WELT successfully switched to Octopus

Having selected the Octopus Newsroom system in the fall of 2017, and with Logic Media Solutions GmbH (LOGIC) as the primary integration partner, WELT successfully switched to Octopus in March 2019. The length of time from design to implementation was a testimony to WELT and the integration team of the depth and breadth that an enterprise system can bring in terms of major efficiencies to an organisation. It is a demonstration of what can be done when business needs and technology integrations are thoroughly understood and tightly coupled. WELT (formerly N24) is Germany’s leading television news channel. It also produces the main news shows for the three major broadcasters ProSieben, SAT.1 and KABEL EINS.

Before implementing Octopus, WELT was using a system from Norcom that no longer was state-of-the-art and had gone out of support. Based out of their Berlin office, WELT needed a new system that was quick and reliable, with the ability to customise modules to accommodate specific business needs. They also required a long-term platform to aid future growth and technological innovation.

The Octopus NRCS has evolved over many years in collaboration with many global broadcasters to address specific shortcomings and challenges of news production. A fundamental part of its design has been its collaborative features, including remote working functionality to allowing journalists and newsroom staff to operate more efficiently. The Octopus mission has always been to set the standard in performance and new feature functionality. One example of this at WELT has been the ability to display long and sophisticated rundowns as part of its news workflows. The new system also allows content overviews for four broadcasters at the same time.

In addition to its rich core functionality, Octopus also has an open API that allows customisations for additional workflows that are specific to a customer’s unique needs. Development can be provided by Octopus, their partners or can be used by a customer’s own development team. WELT benefited both from customised scripts provided by Octopus, and from own developed scripts, for different purposes, like migration of data or automating various tedious tasks.

From a technological perspective, WELT had a legacy of hardware that they wanted to reutilise within their new environment, which included years of historical news, media and metadata.
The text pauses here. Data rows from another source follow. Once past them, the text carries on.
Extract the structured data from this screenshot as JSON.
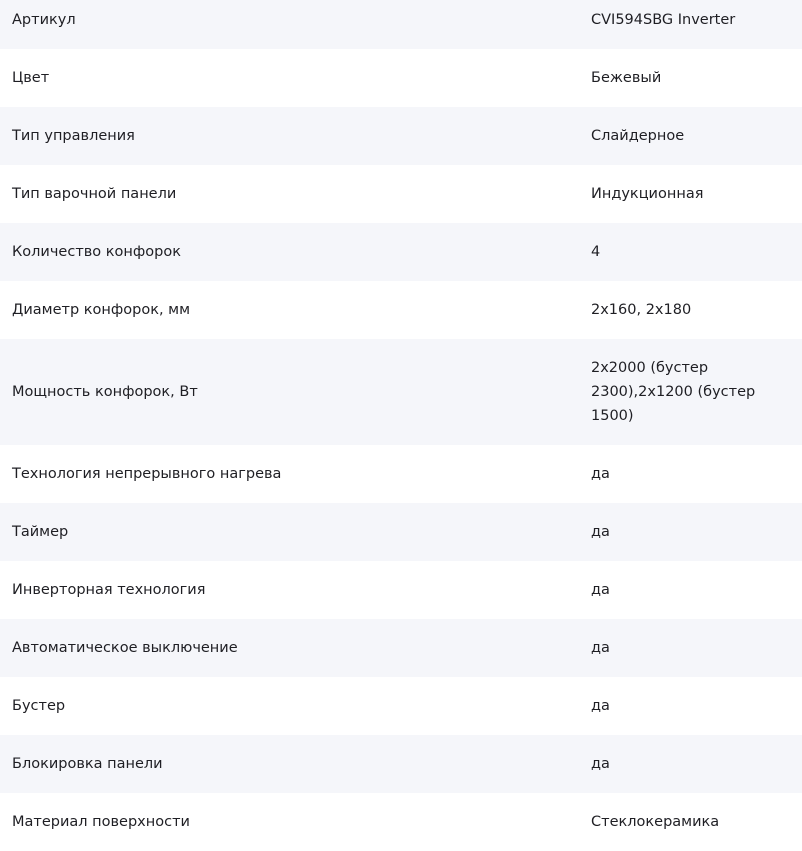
{
  "specs": [
    {
      "name": "Артикул",
      "value": "CVI594SBG Inverter"
    },
    {
      "name": "Цвет",
      "value": "Бежевый"
    },
    {
      "name": "Тип управления",
      "value": "Слайдерное"
    },
    {
      "name": "Тип варочной панели",
      "value": "Индукционная"
    },
    {
      "name": "Количество конфорок",
      "value": "4"
    },
    {
      "name": "Диаметр конфорок, мм",
      "value": "2x160, 2x180"
    },
    {
      "name": "Мощность конфорок, Вт",
      "value": "2x2000 (бустер 2300),2x1200 (бустер 1500)"
    },
    {
      "name": "Технология непрерывного нагрева",
      "value": "да"
    },
    {
      "name": "Таймер",
      "value": "да"
    },
    {
      "name": "Инверторная технология",
      "value": "да"
    },
    {
      "name": "Автоматическое выключение",
      "value": "да"
    },
    {
      "name": "Бустер",
      "value": "да"
    },
    {
      "name": "Блокировка панели",
      "value": "да"
    },
    {
      "name": "Материал поверхности",
      "value": "Стеклокерамика"
    }
  ]
}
All of which needed to be preserved. As part of the implementation, MAZ&MORE (home of SAT.1-Frühstücksfernsehen), a subsidiary to the WeltN24 company, had their own requirements that had to be included as part of the overall project, with their own separate system.

LOGIC is a German system architect and distributor with over 20 years of installing professional broadcast and telecommunications technology. They played a pivotal role in designing, implementing and testing of the newly implemented newsroom system for both WELT and MAZ&MORE.

Thomas Heyer from LOGIC comments “As usual, customers start a project with a defined set of requirements, but during the implementation period, a whole new world of opportunities is presented which they never knew existed. And then there is a hunger for more. The performance of the whole Octopus Team was outstanding. We were able to realise nearly all additional requirements which came up during this project. Octopus is an incredible and versatile system that evolved even during the implementation phase.

By going live with the Octopus Newsroom computer system, WELT was able to improve efficiency. In the past, WELT was restricted by a system that was slow and lacked specific features, but now they have an environment that is responsive across the entire ecosystem.

In a world that is rapidly evolving, not just in terms of technology, but also news delivery, Octopus has been a major step-up system. Octopus prepares customers for future trends and shifts, offering an excellent base to stay ahead in the future while also providing a customised platform for the present. This flexibility truly empowers newsrooms to move at their own pace.